Die überragende Innenverteidigerin Amanda Ilestedt erzielt bereits ihren vierten Treffer

Die Lehre, die Schwedens Team aus dem Spiel gegen die USA im Achtelfinale zog, war relativ offensichtlich: Sie brauchten mehr Spielanteile, erst recht gegen das fußballerisch starke Japan. Mit einer makellosen Bilanz und einem Torverhältnis von 14:1 gingen die Japanerinnen ins Viertelfinale - und liefen dort 65 Minuten lang erfolglos gegen eine gelb-blaue Wand an. Die Schwedinnen dominierte das Spiel, ohne Sensationelles zu tun. Sie waren aktiver in den Zweikämpfen, liefen Japan früh an, störten so den Spielaufbau und gingen auf typisch schwedische Art in Führung: Ein Ball nach einer Standardsituation segelte in den japanischen Strafraum, Magdalena Eriksson scheiterte noch, dann allerdings stand ihre Kollegin aus der Innenverteidigung einmal mehr richtig. Amanda Ilestedt, eigentlich mit der Aufgabe betraut, Tore zu verhindern, erzielte ihren vierten Treffer (32.).

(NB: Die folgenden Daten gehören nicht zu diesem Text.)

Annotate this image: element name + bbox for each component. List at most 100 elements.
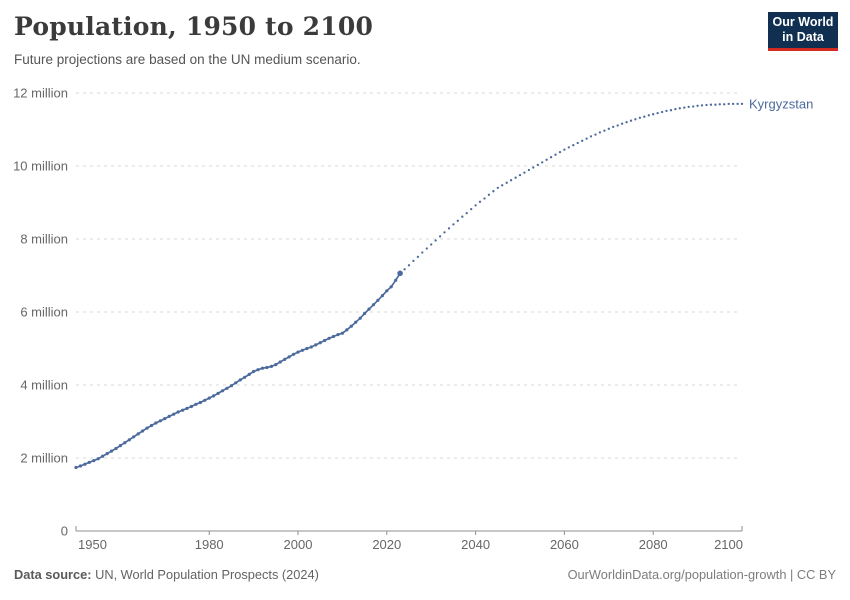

Taktiker und Perfektionist bei den Standards: Schwedens Nationaltrainer Peter Gerhardsson. (Foto: Pontus Lundahl/TT/Imago)

"Ich hab ihn schon gefragt", sagte Ilestedt nachher, sie war erneut zur Spielerin des Spiels gekürt geworden und nahm daher auf der Pressekonferenz Platz, unter anderem um die Frage zu beantworten, wie lange sie noch Innenverteidigerin bleiben wolle. "Wir brauchen sie dort noch", sagte Gerhardsson und verwies auf die zweite Halbzeit, in der Schweden zwar erst nach einem Elfmeter 2:0 in Führung ging (52., Angeldahl), dann aber zusehen musste, wie Japans Team in das Offensivspiel kam, das es im Turnier auszeichnete. Immer wieder passten sich die Japanerinnen durch den Strafraum, erhielten einen Elfmeter zugesprochen, den Riko Ueki allerdings ebenso an die Querlatte schoss wie Minuten später Kiko Seike einen Freistoß.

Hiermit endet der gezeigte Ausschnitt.